Elevation Burger is committed to use of environmentally sustainable products such as bamboo flooring, compact fluorescent light bulbs, LED lighting, energy efficient equipment/appliances, and recycled materials in its restaurant build-outs.
 
Furthermore, many restaurants will register for LEED Certification. Practices such as converting waste olive oil into bio-diesel, purchasing Clean Energy Offset Credits, recycling in-store waste, not using polystyrene foam products, and running energy efficient equipment all contribute to Elevation Burger's sustainable approach to operations.  

HomeMade Pizza
 
They make fresh and all natural pizzas with six locations in the DC area. A few supporting facts about HomeMade’s natural efforts is that all of the ingredients HomeMade Pizza uses are preservative-free and are supplied by local vendors. The owners make a point of hiring locally. Whatever food products they can get locally, HomeMade will pull from the local market.
 
In addition to hiring local vendors, they hire local workers from the area when new stores open. HomeMade just opened its latest store in Glover Park, with lines down the street following the opening
 
 In HomeMade’s words, there are lots of good reasons to stay close to home.

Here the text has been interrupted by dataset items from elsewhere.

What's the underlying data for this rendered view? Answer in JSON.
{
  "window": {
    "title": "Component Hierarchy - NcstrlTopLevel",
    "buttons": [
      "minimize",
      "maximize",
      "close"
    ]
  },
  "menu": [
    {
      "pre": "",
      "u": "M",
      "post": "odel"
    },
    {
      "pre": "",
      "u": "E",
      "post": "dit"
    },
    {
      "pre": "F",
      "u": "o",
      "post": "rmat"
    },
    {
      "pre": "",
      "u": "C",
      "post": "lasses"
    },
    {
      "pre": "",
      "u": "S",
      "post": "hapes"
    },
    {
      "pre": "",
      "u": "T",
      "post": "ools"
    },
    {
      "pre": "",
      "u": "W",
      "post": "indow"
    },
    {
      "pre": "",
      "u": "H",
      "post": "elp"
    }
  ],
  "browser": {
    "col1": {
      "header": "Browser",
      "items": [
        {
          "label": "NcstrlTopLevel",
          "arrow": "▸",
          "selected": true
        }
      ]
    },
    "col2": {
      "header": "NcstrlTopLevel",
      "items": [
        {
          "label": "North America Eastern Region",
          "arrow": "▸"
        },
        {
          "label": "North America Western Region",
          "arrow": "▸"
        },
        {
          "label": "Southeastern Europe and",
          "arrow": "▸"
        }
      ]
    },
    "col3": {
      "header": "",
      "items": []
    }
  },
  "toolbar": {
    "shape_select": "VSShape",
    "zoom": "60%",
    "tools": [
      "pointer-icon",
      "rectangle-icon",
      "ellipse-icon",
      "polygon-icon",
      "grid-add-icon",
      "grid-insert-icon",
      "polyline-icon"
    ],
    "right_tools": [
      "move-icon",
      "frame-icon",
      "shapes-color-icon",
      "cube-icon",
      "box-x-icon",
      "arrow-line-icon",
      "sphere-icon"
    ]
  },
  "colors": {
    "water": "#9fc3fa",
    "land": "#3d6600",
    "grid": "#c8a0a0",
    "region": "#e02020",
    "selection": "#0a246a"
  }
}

To them, getting ingredients locally means than getting it fresh—it also means supporting the communities where we live and work.  

Restaurant Nora
 
In April 1999, Restaurant Nora became America's first certified organic restaurant. This means that 95% or more of everything that you eat at the restaurant has been produced by certified organic growers and farmers all who share in Nora's commitment to sustainable agriculture.
 
Owner Nora Pouillon always offers seasonal, fresh organic food, prepared in a healthy, balanced way and enjoys a "big following" of environmentalists and politicians, who can eat here with a clear conscience, knowing that what's on their plate hasn't polluted the environment, is healthy for them, and tastes good too.

President Obama took his wife Michelle her for her birthday in 2010.  

Sweetgreen

Sweetgreen (DC and Philadelphia) is a green business through and through. The restaurants are solar/wind powered, the interiors are reclaimed (tables made from salvaged bowling alley floors), the menus can be planted to grow sunflowers.
 
Each time they open a new restaurant (of which there are 10), they offer free yoga classes to encourage a holistic lifestyle. They just announced the third annual Sweetlife Festival which proceeds will benefit the Jamie Oliver Food Foundation.  

The three young cofounders started the restaurant while they were at Georgetown. They wanted a healthy alternative to fast food, so they created an eco-conscious lifestyle brand that delivered that and much more.
 
Washington Parks & People
 
Washington, DC has the continent's highest percentage of public, urban green space, yet vast sections of this extraordinary resource are under-used, especially in DC's poorest neighborhoods.
 
Washington Parks & People works to reconnect green spaces and communities. Down by the Riverside will transform the District's longest municipal park in Watts Branch and other green spaces along the Anacostia River; Oxon Run will reclaim the largest municipal park in Far Southeast DC; Friends of Meridian Hill will breathe new life into the historic parks and playgrounds of Columbia Heights, Mount Pleasant, Adams Morgan, and Shaw.
 
Mobilizing thousands of volunteers, WP&P transforms open-air drug markets into outdoor farmers markets; places of youth violence into vibrant playgrounds where residents can enjoy music, dance, theater, after-school programs, and even job training; and abandoned lots into revitalized community meeting places.
 
From Meridian Hill to Marvin Gaye Park, WP&P has demonstrated that parks can be "green engines" to help communities meet vital human needs.